The two chambers of the Congress Thursday passed separate defense bills for the next fiscal year beginning October first. The House approved (by a 413 to 18 vote) a $355 billion military spending bill, while the Senate endorsed (by a 97 to two vote) a measure authorizing defense programs.
The House-passed defense spending bill includes nearly all the $7.6 billion that President Bush requested for a missile defense program. The measure, which awaits Senate action, also includes a pay raise for military personnel.
The Republican-led House also agreed to eliminate funding for the $11 billion Crusader artillery system that the administration wants to end because it is too heavy and immobile.

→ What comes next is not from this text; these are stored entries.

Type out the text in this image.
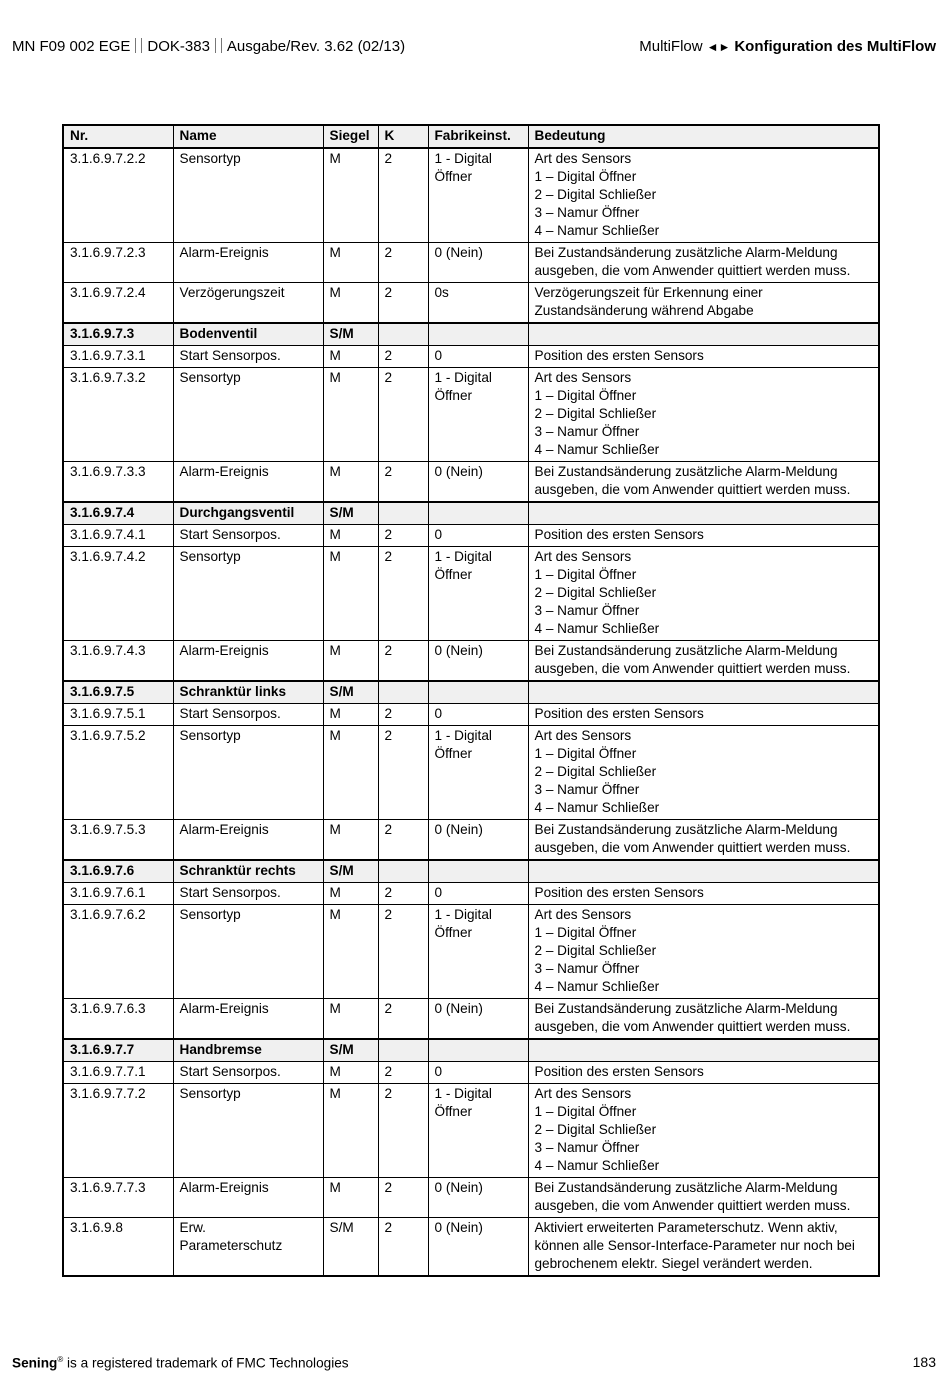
MN F09 002 EGE DOK-383 Ausgabe/Rev. 3.62 (02/13)	MultiFlow ◄► Konfiguration des MultiFlow
Nr.	Name	Siegel	K	Fabrikeinst.	Bedeutung
3.1.6.9.7.2.2	Sensortyp	M	2	1 - Digital
Öffner	Art des Sensors
1 – Digital Öffner
2 – Digital Schließer
3 – Namur Öffner
4 – Namur Schließer
3.1.6.9.7.2.3	Alarm-Ereignis	M	2	0 (Nein)	Bei Zustandsänderung zusätzliche Alarm-Meldung
ausgeben, die vom Anwender quittiert werden muss.
3.1.6.9.7.2.4	Verzögerungszeit	M	2	0s	Verzögerungszeit für Erkennung einer
Zustandsänderung während Abgabe
3.1.6.9.7.3	Bodenventil	S/M			
3.1.6.9.7.3.1	Start Sensorpos.	M	2	0	Position des ersten Sensors
3.1.6.9.7.3.2	Sensortyp	M	2	1 - Digital
Öffner	Art des Sensors
1 – Digital Öffner
2 – Digital Schließer
3 – Namur Öffner
4 – Namur Schließer
3.1.6.9.7.3.3	Alarm-Ereignis	M	2	0 (Nein)	Bei Zustandsänderung zusätzliche Alarm-Meldung
ausgeben, die vom Anwender quittiert werden muss.
3.1.6.9.7.4	Durchgangsventil	S/M			
3.1.6.9.7.4.1	Start Sensorpos.	M	2	0	Position des ersten Sensors
3.1.6.9.7.4.2	Sensortyp	M	2	1 - Digital
Öffner	Art des Sensors
1 – Digital Öffner
2 – Digital Schließer
3 – Namur Öffner
4 – Namur Schließer
3.1.6.9.7.4.3	Alarm-Ereignis	M	2	0 (Nein)	Bei Zustandsänderung zusätzliche Alarm-Meldung
ausgeben, die vom Anwender quittiert werden muss.
3.1.6.9.7.5	Schranktür links	S/M			
3.1.6.9.7.5.1	Start Sensorpos.	M	2	0	Position des ersten Sensors
3.1.6.9.7.5.2	Sensortyp	M	2	1 - Digital
Öffner	Art des Sensors
1 – Digital Öffner
2 – Digital Schließer
3 – Namur Öffner
4 – Namur Schließer
3.1.6.9.7.5.3	Alarm-Ereignis	M	2	0 (Nein)	Bei Zustandsänderung zusätzliche Alarm-Meldung
ausgeben, die vom Anwender quittiert werden muss.
3.1.6.9.7.6	Schranktür rechts	S/M			
3.1.6.9.7.6.1	Start Sensorpos.	M	2	0	Position des ersten Sensors
3.1.6.9.7.6.2	Sensortyp	M	2	1 - Digital
Öffner	Art des Sensors
1 – Digital Öffner
2 – Digital Schließer
3 – Namur Öffner
4 – Namur Schließer
3.1.6.9.7.6.3	Alarm-Ereignis	M	2	0 (Nein)	Bei Zustandsänderung zusätzliche Alarm-Meldung
ausgeben, die vom Anwender quittiert werden muss.
3.1.6.9.7.7	Handbremse	S/M			
3.1.6.9.7.7.1	Start Sensorpos.	M	2	0	Position des ersten Sensors
3.1.6.9.7.7.2	Sensortyp	M	2	1 - Digital
Öffner	Art des Sensors
1 – Digital Öffner
2 – Digital Schließer
3 – Namur Öffner
4 – Namur Schließer
3.1.6.9.7.7.3	Alarm-Ereignis	M	2	0 (Nein)	Bei Zustandsänderung zusätzliche Alarm-Meldung
ausgeben, die vom Anwender quittiert werden muss.
3.1.6.9.8	Erw.
Parameterschutz	S/M	2	0 (Nein)	Aktiviert erweiterten Parameterschutz. Wenn aktiv,
können alle Sensor-Interface-Parameter nur noch bei
gebrochenem elektr. Siegel verändert werden.
Sening® is a registered trademark of FMC Technologies	183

The bill passed by the Senate maps out defense spending policy. The Democratic-controlled chamber passed the bill after reaching a compromise on funding for President Bush's national missile defense system.
Democrats sought to cut more than $800 million from the program and shift the funds to shipbuilding and security for nuclear facilities.

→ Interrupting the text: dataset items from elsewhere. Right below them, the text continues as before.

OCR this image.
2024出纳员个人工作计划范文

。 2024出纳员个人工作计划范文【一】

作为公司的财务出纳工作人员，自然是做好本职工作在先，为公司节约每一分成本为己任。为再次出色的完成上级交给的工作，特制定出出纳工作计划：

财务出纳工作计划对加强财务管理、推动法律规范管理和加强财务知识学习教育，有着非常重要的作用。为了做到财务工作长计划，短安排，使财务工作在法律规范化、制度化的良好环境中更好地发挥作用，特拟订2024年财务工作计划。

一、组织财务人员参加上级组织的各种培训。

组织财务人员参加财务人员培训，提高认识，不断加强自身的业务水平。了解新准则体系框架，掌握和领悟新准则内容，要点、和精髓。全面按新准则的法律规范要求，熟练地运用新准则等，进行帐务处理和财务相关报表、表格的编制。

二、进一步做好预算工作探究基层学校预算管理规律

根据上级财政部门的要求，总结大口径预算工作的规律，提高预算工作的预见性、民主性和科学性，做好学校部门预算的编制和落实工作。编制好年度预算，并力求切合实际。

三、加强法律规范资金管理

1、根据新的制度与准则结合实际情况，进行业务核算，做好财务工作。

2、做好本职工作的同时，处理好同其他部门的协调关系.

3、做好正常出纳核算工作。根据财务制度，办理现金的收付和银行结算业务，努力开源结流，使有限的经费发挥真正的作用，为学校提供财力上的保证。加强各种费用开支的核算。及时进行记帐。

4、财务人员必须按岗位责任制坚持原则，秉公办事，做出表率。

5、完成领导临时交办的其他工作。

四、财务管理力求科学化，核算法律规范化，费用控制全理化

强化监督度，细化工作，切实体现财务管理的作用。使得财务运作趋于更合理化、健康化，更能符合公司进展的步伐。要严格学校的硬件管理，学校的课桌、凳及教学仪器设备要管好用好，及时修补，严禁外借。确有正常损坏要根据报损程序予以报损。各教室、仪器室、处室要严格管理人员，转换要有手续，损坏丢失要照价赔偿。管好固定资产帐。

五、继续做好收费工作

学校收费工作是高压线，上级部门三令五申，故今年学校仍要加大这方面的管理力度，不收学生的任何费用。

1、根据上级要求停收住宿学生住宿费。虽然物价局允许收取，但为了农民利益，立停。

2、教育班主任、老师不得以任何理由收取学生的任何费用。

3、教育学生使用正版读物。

Majority Leader Tom Daschle argued that terrorism poses a greater threat to the United States than a missile attack. "I think we can all agree that terrorism is a threat that confronts us here and now," he said. "Therefore, I hope my colleagues will make fighting terrorism their first priority."
But the ranking Republican on the Armed Service Committee, Senator John Warner, argued that opposing the president's request would send the wrong message to U.S. adversaries at a time when the country is leading a war on terrorism.
"With our nation at war, we need to demonstrate consensus and support at this time," he said. "Now is not the time to send a signal that we are lessening our resolve to defend this nation from all known threats. I repeat, all known and recognized threats."
Under the compromise, lawmakers agreed to give Mr. Bush the authority to restore full funding for the missile defense project. But, they argued, the extra funds should go toward the fight against terrorism.
Mr. Bush wants to construct a missile shield to protect the United States from possible missile attack from so-called rogue nations, including North Korea and Iran. Mr. Bush withdrew the United States from the 1972 Anti-Ballistic Missile Treaty that banned missile defense systems.
The Senate bill includes amendments that would ban research and development of nuclear-armed interceptors for missile defense systems.
The bill also calls on the armed services to hire another 12,000 personnel. Lawmakers say U.S. forces are seriously over-deployed in the war on terrorism.
The House has already passed its version of the legislation, and negotiators from both chambers must resolve differences in the two measures before a final bill is sent to President Bush for his signature.